当我将数据从jsons读入数据框时，会得到如下所示的模式。

Json1
{
   "ts":"2020-05-17T00:00:03Z",
   "name":"foo",
   "messages":[
      {
         "a":1810,
         "b":"hello",
         "c":390
      }
   ]
}

Json2
{
   "ts":"2020-05-17T00:00:03Z",
   "name":"bar",
   "messages":[
      {
         "b":"my",
         "d":"world"
      }
   ]
}

很好。
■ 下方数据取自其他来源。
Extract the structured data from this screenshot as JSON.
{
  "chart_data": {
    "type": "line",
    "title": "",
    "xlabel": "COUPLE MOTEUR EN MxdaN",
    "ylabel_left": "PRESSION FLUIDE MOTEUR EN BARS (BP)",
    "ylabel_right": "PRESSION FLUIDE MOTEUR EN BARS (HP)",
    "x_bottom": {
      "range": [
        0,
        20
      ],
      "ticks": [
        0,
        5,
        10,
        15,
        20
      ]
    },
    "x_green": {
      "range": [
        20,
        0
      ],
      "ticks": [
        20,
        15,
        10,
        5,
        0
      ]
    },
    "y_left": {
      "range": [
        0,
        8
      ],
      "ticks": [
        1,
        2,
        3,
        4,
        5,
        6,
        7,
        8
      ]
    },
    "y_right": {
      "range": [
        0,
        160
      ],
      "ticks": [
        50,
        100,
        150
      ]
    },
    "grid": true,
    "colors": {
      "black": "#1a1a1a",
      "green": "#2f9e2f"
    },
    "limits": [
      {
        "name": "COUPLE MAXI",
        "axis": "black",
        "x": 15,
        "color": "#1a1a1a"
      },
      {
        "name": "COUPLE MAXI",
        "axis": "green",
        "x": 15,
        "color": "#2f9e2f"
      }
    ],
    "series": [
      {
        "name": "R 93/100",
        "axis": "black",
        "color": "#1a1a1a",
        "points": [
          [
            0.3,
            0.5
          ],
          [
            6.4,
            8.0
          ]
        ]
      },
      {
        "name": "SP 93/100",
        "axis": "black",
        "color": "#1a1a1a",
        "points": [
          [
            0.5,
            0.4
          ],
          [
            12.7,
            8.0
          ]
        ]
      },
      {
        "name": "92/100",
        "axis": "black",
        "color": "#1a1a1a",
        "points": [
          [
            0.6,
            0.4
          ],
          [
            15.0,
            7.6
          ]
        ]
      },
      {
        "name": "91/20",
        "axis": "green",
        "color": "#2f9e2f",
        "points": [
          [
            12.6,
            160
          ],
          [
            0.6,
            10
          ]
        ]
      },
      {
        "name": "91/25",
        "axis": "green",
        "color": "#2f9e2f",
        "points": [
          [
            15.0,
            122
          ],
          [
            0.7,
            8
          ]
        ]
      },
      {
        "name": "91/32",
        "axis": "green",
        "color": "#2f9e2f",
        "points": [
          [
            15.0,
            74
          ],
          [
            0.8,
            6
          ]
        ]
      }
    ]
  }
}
现在，当我保存到按名称分区的镶木地板文件时，如何在foo和bar分区中使用不同的架构？

root
 |-- ts: string (nullable = true)
 |-- name: string (nullable = true)
 |-- messages: array (nullable = true)
 |    |-- element: struct (containsNull = true)
 |    |    |-- a: long (nullable = true)
 |    |    |-- b: string (nullable = true)
 |    |    |-- c: long (nullable = true)
 |    |    |-- d: string (nullable = true)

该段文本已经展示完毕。